The "wgraph" command prints out the W-graph of the block. This is an
oriented graph encoding the action of the Hecke generators in the
Kazhdan-Lusztig basis. [From the precise description given below,
wgraph seems better to encode the transpose of the Hecke algebra
action. Probably this is an artifact of some conflict of conventions
between me and Fokko. DV 7/18/06]
We use the numbering of the elements in the block to parametrize
representations. To give more meaning to these numbers, use the "block"
command: that will relate each representation in the block to fundamental
series representations, say, in terms of Cayley transforms and cross-actions.
There is one line of output for each element of the block, numbered 0
to n-1. After the number of a block element is its tau invariant,
enclosed in braces, a subset of {1,...,r} (with r the number of simple
roots).
Following the tau invariant in row j is a collection of pairs (k,m).

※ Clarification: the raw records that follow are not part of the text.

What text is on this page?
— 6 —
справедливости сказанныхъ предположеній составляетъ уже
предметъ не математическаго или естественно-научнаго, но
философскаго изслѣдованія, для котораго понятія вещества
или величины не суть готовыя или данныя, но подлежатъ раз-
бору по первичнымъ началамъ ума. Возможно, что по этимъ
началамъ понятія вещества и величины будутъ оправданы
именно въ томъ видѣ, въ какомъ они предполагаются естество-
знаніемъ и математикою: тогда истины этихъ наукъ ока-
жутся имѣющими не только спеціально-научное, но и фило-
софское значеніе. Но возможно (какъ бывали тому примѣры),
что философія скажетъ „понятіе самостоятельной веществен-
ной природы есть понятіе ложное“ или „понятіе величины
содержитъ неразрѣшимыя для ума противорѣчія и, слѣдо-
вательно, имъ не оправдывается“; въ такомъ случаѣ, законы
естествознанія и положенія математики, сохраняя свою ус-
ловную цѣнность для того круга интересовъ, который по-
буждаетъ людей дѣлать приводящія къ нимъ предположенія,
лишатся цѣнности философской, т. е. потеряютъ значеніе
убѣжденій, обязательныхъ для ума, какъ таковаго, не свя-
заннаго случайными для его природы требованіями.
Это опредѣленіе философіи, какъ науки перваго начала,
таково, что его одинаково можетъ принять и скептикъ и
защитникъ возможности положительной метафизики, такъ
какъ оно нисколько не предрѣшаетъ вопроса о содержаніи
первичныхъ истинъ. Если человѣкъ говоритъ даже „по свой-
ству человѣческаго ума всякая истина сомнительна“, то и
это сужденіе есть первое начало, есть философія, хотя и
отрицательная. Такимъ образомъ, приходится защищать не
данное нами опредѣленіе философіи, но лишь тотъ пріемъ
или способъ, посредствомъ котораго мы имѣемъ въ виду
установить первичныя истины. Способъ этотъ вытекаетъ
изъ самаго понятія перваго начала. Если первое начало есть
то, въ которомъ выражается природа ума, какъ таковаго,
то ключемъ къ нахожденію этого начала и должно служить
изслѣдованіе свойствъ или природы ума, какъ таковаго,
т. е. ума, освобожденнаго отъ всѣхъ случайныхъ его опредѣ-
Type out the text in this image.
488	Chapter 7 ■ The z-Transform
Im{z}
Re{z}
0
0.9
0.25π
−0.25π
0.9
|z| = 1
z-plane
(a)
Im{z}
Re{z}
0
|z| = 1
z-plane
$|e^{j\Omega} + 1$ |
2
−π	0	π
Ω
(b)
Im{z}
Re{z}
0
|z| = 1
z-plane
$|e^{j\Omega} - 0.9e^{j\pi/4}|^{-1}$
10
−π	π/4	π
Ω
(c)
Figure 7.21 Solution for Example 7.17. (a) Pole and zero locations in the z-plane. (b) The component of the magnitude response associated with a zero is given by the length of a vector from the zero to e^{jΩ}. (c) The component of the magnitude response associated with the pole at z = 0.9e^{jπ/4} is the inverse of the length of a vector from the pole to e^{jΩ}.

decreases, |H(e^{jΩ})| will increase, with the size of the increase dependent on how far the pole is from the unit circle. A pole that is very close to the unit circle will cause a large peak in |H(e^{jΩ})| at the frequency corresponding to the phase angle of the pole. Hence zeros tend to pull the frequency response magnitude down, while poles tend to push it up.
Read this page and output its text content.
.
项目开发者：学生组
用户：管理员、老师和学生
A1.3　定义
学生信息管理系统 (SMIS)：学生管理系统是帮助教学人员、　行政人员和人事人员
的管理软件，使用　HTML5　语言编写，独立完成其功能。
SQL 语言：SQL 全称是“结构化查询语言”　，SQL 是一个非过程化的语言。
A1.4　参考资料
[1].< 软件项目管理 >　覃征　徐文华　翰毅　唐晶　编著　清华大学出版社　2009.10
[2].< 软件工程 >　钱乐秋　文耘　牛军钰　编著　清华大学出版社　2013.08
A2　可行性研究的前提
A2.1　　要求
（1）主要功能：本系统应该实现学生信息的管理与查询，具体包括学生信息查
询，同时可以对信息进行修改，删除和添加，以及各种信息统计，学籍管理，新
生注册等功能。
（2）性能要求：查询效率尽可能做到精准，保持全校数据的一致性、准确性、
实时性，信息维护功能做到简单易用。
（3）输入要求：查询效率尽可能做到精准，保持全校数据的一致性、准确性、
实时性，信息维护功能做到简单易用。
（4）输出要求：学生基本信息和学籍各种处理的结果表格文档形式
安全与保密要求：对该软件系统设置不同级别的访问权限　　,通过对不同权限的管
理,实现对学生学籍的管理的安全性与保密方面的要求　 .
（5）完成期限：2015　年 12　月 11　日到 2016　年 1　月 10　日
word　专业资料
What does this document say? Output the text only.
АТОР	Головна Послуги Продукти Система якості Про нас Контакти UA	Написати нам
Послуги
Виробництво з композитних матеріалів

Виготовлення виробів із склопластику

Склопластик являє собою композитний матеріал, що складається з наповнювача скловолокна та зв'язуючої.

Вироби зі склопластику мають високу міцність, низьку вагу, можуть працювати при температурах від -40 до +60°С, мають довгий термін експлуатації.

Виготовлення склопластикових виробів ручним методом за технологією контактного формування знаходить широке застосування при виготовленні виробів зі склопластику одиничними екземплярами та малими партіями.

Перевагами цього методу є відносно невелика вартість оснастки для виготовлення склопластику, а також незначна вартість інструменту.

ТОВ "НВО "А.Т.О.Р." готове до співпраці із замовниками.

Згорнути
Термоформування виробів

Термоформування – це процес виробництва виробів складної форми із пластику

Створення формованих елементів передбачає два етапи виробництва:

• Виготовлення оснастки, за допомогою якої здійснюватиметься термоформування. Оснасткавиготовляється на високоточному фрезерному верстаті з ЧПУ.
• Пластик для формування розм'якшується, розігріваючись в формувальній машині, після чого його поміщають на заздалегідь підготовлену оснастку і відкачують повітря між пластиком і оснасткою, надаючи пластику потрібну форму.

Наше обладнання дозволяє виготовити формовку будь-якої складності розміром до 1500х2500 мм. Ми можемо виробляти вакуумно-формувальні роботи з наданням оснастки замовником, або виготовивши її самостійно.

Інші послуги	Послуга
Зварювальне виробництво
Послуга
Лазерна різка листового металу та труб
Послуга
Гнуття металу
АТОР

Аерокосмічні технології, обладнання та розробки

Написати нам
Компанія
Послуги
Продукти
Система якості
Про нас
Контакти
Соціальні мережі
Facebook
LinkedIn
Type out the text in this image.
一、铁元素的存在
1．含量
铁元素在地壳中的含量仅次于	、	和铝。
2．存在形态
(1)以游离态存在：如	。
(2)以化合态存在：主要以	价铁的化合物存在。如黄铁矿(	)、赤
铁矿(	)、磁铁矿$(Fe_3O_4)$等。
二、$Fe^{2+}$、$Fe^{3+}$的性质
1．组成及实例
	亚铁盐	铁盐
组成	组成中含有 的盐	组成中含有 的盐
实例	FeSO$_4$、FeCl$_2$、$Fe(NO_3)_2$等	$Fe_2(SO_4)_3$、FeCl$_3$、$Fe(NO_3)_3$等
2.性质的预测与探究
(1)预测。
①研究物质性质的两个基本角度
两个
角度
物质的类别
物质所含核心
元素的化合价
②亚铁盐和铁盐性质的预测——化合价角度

The presence of a pair means that there is an oriented edge of the
W-graph joining the present element #j of the cell to element #k,
having multiplicity m. (The multiplicity is a coefficient of highest
possible power of q in the Kazhdan-Lusztig polynomial indexed by j and
k.)
The presence of the edge from j to k means that two conditions are
satisfied: first, that tau(j) is not contained in tau(k); and second,
that the Kazhdan-Lusztig polynomial indexed by j and k has highest
possible degree.
The Weyl group representation attached to the graph may be described
as follows. (Almost the same description gives the Hecke algebra
representation.) It has a Z basis {L_j} indexed by the block elements
j. If root i is in the tau invariant for element j, then
s_i(L_j) = -L_j.
If i is not in the tau invariant, then
s_i(L_j) = L_j + sum_{elements k, i in tau(k)} m_{kj} * L_k,
where m_{kj} denotes the multiplicity of the edge from k to j.
That is, m*L_k appears in the sum here if i is in the tau-invariant of
L_k, and the pair (j,m) appears in the list for row k.